Bu durumda, Mahkemece, Daire uygulamalarına uygun şekilde; 2009 yılı emsallerine göre araştırma yapılıp, ecrimisil istenilen ilk dönem, başlangıç tarihi olarak baz alınmak suretiyle hesaplama yaptırılarak ilk dönem için miktarın belirlenmesi, sonraki dönemler için ise ilk dönem için belirlenen miktara ÜFE artış oranının tamamının yansıtılması suretiyle miktarın hesaplanması sonucunda talep miktarı ve usûlî müktesep haklar gözetilerek ecrimisile hükmedilmesi gerektiği, bu hususları içermeyen bilirkişi raporuna itibar edilerek yazılı şekilde karar verilmesi hatalı olup bozmayı gerektirmiştir.
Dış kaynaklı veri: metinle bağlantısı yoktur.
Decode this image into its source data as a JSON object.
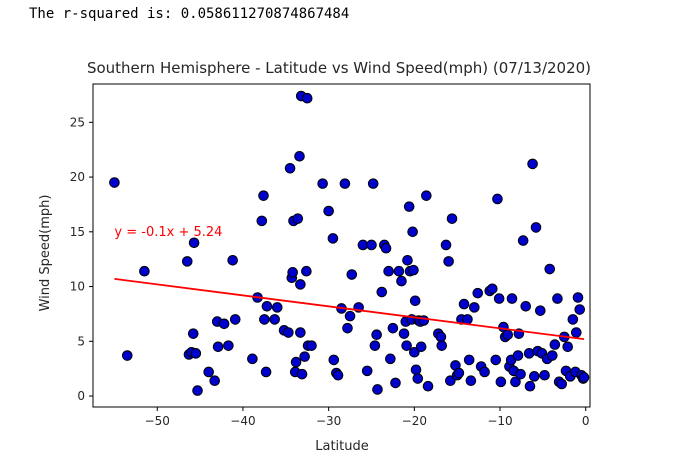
{
  "output": {
    "line": "The r-squared is: 0.058611270874867484"
  },
  "chart_data": {
    "type": "scatter",
    "title": "Southern Hemisphere - Latitude vs Wind Speed(mph) (07/13/2020)",
    "xlabel": "Latitude",
    "ylabel": "Wind Speed(mph)",
    "xlim": [
      -57.5,
      0.5
    ],
    "ylim": [
      -1,
      28.5
    ],
    "xticks": [
      -50,
      -40,
      -30,
      -20,
      -10,
      0
    ],
    "yticks": [
      0,
      5,
      10,
      15,
      20,
      25
    ],
    "xtick_labels": [
      "−50",
      "−40",
      "−30",
      "−20",
      "−10",
      "0"
    ],
    "ytick_labels": [
      "0",
      "5",
      "10",
      "15",
      "20",
      "25"
    ],
    "grid": false,
    "marker_fill": "#0000cd",
    "marker_edge": "#000000",
    "regression": {
      "equation": "y = -0.1x + 5.24",
      "color": "#ff0000",
      "x_range": [
        -55,
        -0.2
      ],
      "y_range": [
        10.7,
        5.2
      ],
      "label_x": -55,
      "label_y": 15
    },
    "points": [
      [
        -55,
        19.5
      ],
      [
        -53.5,
        3.7
      ],
      [
        -51.5,
        11.4
      ],
      [
        -46.5,
        12.3
      ],
      [
        -46.3,
        3.8
      ],
      [
        -46,
        4
      ],
      [
        -45.8,
        5.7
      ],
      [
        -45.7,
        14
      ],
      [
        -45.5,
        3.9
      ],
      [
        -45.3,
        0.5
      ],
      [
        -44,
        2.2
      ],
      [
        -43.3,
        1.4
      ],
      [
        -43,
        6.8
      ],
      [
        -42.9,
        4.5
      ],
      [
        -42.2,
        6.6
      ],
      [
        -41.7,
        4.6
      ],
      [
        -41.2,
        12.4
      ],
      [
        -40.9,
        7
      ],
      [
        -38.9,
        3.4
      ],
      [
        -38.3,
        9
      ],
      [
        -37.8,
        16
      ],
      [
        -37.6,
        18.3
      ],
      [
        -37.5,
        7
      ],
      [
        -37.3,
        2.2
      ],
      [
        -37.2,
        8.2
      ],
      [
        -36.3,
        7
      ],
      [
        -36,
        8.1
      ],
      [
        -35.2,
        6
      ],
      [
        -34.7,
        5.8
      ],
      [
        -34.5,
        20.8
      ],
      [
        -34.3,
        10.8
      ],
      [
        -34.2,
        11.3
      ],
      [
        -34.1,
        16
      ],
      [
        -33.9,
        2.2
      ],
      [
        -33.8,
        3.1
      ],
      [
        -33.6,
        16.2
      ],
      [
        -33.4,
        21.9
      ],
      [
        -33.3,
        10.2
      ],
      [
        -33.3,
        5.8
      ],
      [
        -33.2,
        27.4
      ],
      [
        -33.1,
        2
      ],
      [
        -32.8,
        3.6
      ],
      [
        -32.6,
        11.4
      ],
      [
        -32.4,
        4.6
      ],
      [
        -32.5,
        27.2
      ],
      [
        -32,
        4.6
      ],
      [
        -30.7,
        19.4
      ],
      [
        -30,
        16.9
      ],
      [
        -29.5,
        14.4
      ],
      [
        -29.4,
        3.3
      ],
      [
        -29.1,
        2.1
      ],
      [
        -28.9,
        1.9
      ],
      [
        -28.5,
        8
      ],
      [
        -28.1,
        19.4
      ],
      [
        -27.8,
        6.2
      ],
      [
        -27.5,
        7.3
      ],
      [
        -27.3,
        11.1
      ],
      [
        -26.5,
        8.1
      ],
      [
        -26,
        13.8
      ],
      [
        -25.5,
        2.3
      ],
      [
        -25,
        13.8
      ],
      [
        -24.8,
        19.4
      ],
      [
        -24.6,
        4.6
      ],
      [
        -24.4,
        5.6
      ],
      [
        -24.3,
        0.6
      ],
      [
        -23.8,
        9.5
      ],
      [
        -23.5,
        13.8
      ],
      [
        -23.3,
        13.5
      ],
      [
        -23,
        11.4
      ],
      [
        -22.8,
        3.4
      ],
      [
        -22.5,
        6.2
      ],
      [
        -22.2,
        1.2
      ],
      [
        -21.8,
        11.4
      ],
      [
        -21.5,
        10.5
      ],
      [
        -21.2,
        5.7
      ],
      [
        -21,
        6.8
      ],
      [
        -20.9,
        4.6
      ],
      [
        -20.8,
        12.4
      ],
      [
        -20.6,
        17.3
      ],
      [
        -20.5,
        11.4
      ],
      [
        -20.3,
        7
      ],
      [
        -20.2,
        15
      ],
      [
        -20.1,
        11.5
      ],
      [
        -20,
        4
      ],
      [
        -19.9,
        8.7
      ],
      [
        -19.8,
        2.4
      ],
      [
        -19.6,
        1.6
      ],
      [
        -19.5,
        6.9
      ],
      [
        -19.3,
        6.8
      ],
      [
        -19.2,
        4.5
      ],
      [
        -18.9,
        6.9
      ],
      [
        -18.6,
        18.3
      ],
      [
        -18.4,
        0.9
      ],
      [
        -17.2,
        5.7
      ],
      [
        -16.9,
        5.4
      ],
      [
        -16.8,
        4.6
      ],
      [
        -16.3,
        13.8
      ],
      [
        -16,
        12.3
      ],
      [
        -15.8,
        1.4
      ],
      [
        -15.6,
        16.2
      ],
      [
        -15.2,
        2.8
      ],
      [
        -15,
        1.9
      ],
      [
        -14.8,
        2.1
      ],
      [
        -14.5,
        7
      ],
      [
        -14.2,
        8.4
      ],
      [
        -13.8,
        7
      ],
      [
        -13.6,
        3.3
      ],
      [
        -13.4,
        1.4
      ],
      [
        -13,
        8.1
      ],
      [
        -12.6,
        9.4
      ],
      [
        -12.2,
        2.7
      ],
      [
        -11.8,
        2.2
      ],
      [
        -11.2,
        9.6
      ],
      [
        -10.9,
        9.8
      ],
      [
        -10.5,
        3.3
      ],
      [
        -10.3,
        18
      ],
      [
        -10.1,
        8.9
      ],
      [
        -9.9,
        1.3
      ],
      [
        -9.6,
        6.3
      ],
      [
        -9.4,
        5.4
      ],
      [
        -9.1,
        5.6
      ],
      [
        -8.9,
        2.7
      ],
      [
        -8.7,
        3.3
      ],
      [
        -8.6,
        8.9
      ],
      [
        -8.4,
        2.3
      ],
      [
        -8.2,
        1.3
      ],
      [
        -7.9,
        3.7
      ],
      [
        -7.8,
        5.7
      ],
      [
        -7.6,
        2
      ],
      [
        -7.3,
        14.2
      ],
      [
        -7,
        8.2
      ],
      [
        -6.6,
        3.9
      ],
      [
        -6.5,
        0.9
      ],
      [
        -6.2,
        21.2
      ],
      [
        -6,
        1.8
      ],
      [
        -5.8,
        15.4
      ],
      [
        -5.6,
        4.1
      ],
      [
        -5.3,
        7.8
      ],
      [
        -5.1,
        3.9
      ],
      [
        -4.8,
        1.9
      ],
      [
        -4.5,
        3.4
      ],
      [
        -4.2,
        11.6
      ],
      [
        -3.9,
        3.7
      ],
      [
        -3.6,
        4.7
      ],
      [
        -3.3,
        8.9
      ],
      [
        -3.1,
        1.3
      ],
      [
        -2.8,
        1.1
      ],
      [
        -2.5,
        5.4
      ],
      [
        -2.3,
        2.3
      ],
      [
        -2.1,
        4.5
      ],
      [
        -1.8,
        1.8
      ],
      [
        -1.5,
        7
      ],
      [
        -1.2,
        2.2
      ],
      [
        -1.1,
        5.8
      ],
      [
        -0.9,
        9
      ],
      [
        -0.7,
        7.9
      ],
      [
        -0.5,
        1.9
      ],
      [
        -0.3,
        1.6
      ],
      [
        -0.2,
        1.7
      ]
    ]
  }
}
SONUÇ: Davalı vekilinin sair temyiz itirazlarının yukarıda (1) nolu bentte açıklanan sebeplerle reddine; diğer temyiz itirazlarının (2) nolu bentte açıklanan sebeplerle kabulüyle hükmün 6100 sayılı HMK"nin Geçici 3. maddesi yollamasıyla 1086 sayılı HUMK"un 428. maddesi uyarınca BOZULMASINA, HUMK"un 440/III-1, 2, 3 ve 4. bentleri gereğince ilama karşı karar düzeltme yolu kapalı bulunduğuna ve peşin harcın istek halinde temyiz edene iadesine 25.11.2020 tarihinde oy birliğiyle karar verildi.